Hello friends,
I've written a simple implementation of word2vec using Cuda and Python, and some code that compares my implementation to that of gensim.
When running the demo, my code is a bit faster than gensim, but the vectors it produces are not quite as good as measured by gensim's word analogy task (KeyedVectors.evaluate_word_analogies()). My code is about 75% faster to train (i.e. it takes approx 1/1.75 = 57% as long as gensim), but the word analogy score is around 44-45% vs. gensim's 48-49%. This is over a few repeated trainings with the same specific (partial) Wikipedia dump; see demo.py in the above repo for details.
I've implemented the most important features of the algorithm in myw2v and am using the same options for it as for gensim. I haven't checked how the gensim implementation is done on the source code level though, I'm sure there are differences. Also, even if the implementations were identical, the GPU will run many more threads than gensim does on the CPU, which is likely to cause differences in performance.

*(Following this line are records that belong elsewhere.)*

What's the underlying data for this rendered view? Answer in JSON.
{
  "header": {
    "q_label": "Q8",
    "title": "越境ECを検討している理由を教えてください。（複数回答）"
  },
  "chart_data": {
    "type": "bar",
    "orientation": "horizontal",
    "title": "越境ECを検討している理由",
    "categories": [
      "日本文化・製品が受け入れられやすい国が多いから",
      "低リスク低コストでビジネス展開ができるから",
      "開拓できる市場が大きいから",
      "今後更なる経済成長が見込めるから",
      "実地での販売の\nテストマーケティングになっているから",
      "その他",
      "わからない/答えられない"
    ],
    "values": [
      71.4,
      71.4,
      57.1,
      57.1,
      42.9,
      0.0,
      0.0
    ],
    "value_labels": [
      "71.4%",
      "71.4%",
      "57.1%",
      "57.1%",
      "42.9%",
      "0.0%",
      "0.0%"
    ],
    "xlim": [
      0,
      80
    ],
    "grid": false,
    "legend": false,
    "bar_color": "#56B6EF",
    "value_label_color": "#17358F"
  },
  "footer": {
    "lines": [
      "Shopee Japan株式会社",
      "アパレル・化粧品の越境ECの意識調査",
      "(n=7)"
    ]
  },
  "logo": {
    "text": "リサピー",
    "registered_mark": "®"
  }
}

It's interesting that word2vec, as an algorithm, doesn't seem to benefit massively from running on a GPU. While running 75% faster is nice, things like convolutional neural networks often run, say, five times faster on GPU than on CPU. Perhaps word2vec is a sufficiently simple algorithm that it doesn't benefit that much from the GPU's capacity; or it could be that my implementation is suboptimal. Perhaps both. Myw2v doesn't tax my GPU much at all even with the relatively large Wikipedia dump the demo uses.
Hope y'all find it interesting,